In the last 54 minutes of communications between the cockpit of the missing MH370 and the control tower, two things stood out, UK's the Telegraph reported today.

The first was a message from the cockpit at 1.07am, saying that the plane was flying at 10,700m, but this was apparently unnecessary, as it was repeating a message delivered six minutes earlier.

However, the report noted that it occurred at a crucial moment at 1.07am, because this was the time the plane's ACARS signalling device sent its last message, where it was disabled at some point within the next half hour, an act believed to be deliberate.

Investigators also believe that the ACARS was shut down before co-pilot Fariq Abdul Hamid's last words of “All right, good night” at 1.19am.

The second puzzling feature that is fuelling speculation that the plane going missing was no accident is the fact that the loss of communication and the sharp turn-back towards the west happened at the point of handover from air traffic controllers in Kuala Lumpur to Ho Chi Minh City.

“If I was going to steal the aeroplane, that would be the point I would do it,” said Stephen Buzdygan, a former British Airways pilot who flew 777s, according to the paper.

“There might be a bit of dead space between the air traffic controllers… It was the only time during the flight they would maybe not have been able to be seen from the ground,” it quoted him as saying.

The paper said the fresh details added to speculation over the fate of MH370, whether it was the victim of a sudden accident or a hijacking.

It said the transcript also suggests that if the pilots were involved, they were very careful to hide their true intentions.

The transcript runs from the time the Boeing 777-200ER (9M-MRO) was taxiing to its last-known position thousands of metres above the South China Sea and includes exchanges from the point where investigators believe the plane had already been sabotaged, as well as Fariq’s last words.

Other than the two oddities, analysts reportedly said the sequence of messages appeared “perfectly routine”.
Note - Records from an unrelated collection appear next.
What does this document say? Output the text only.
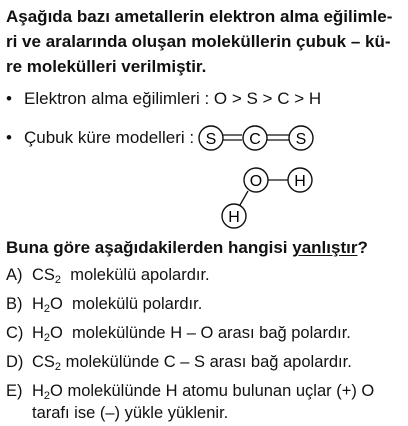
Aşağıda bazı ametallerin elektron alma eğilimle-
ri ve aralarında oluşan moleküllerin çubuk – kü-
re molekülleri verilmiştir.
• Elektron alma eğilimleri : O > S > C > H
• Çubuk küre modelleri : S C S
O H
H
Buna göre aşağıdakilerden hangisi yanlıştır?
A) $CS_2$  molekülü apolardır.
B) $H_2O$  molekülü polardır.
C) $H_2O$  molekülünde H – O arası bağ polardır.
D) $CS_2$ molekülünde C – S arası bağ apolardır.
E) $H_2O$ molekülünde H atomu bulunan uçlar (+) O
tarafı ise (–) yükle yüklenir.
It was earlier reported that investigators suspect flight MH370, which took off from Kuala Lumpur for Beijing shortly after midnight on March 8, was deliberately diverted thousands of kilometres from its scheduled path.

They are focusing on hijacking or sabotage but have not ruled out technical problems.

The search for the Malaysian jet, which is now focused on the Indian Ocean, is the longest in modern passenger-airline history.

The previous record was the 10-day search for a Boeing 737-400 operated by Indonesia’s PT Adam Skyconnection Airlines, which went missing off the coast of Sulawesi island on January 1, 2007. – March 22, 2014.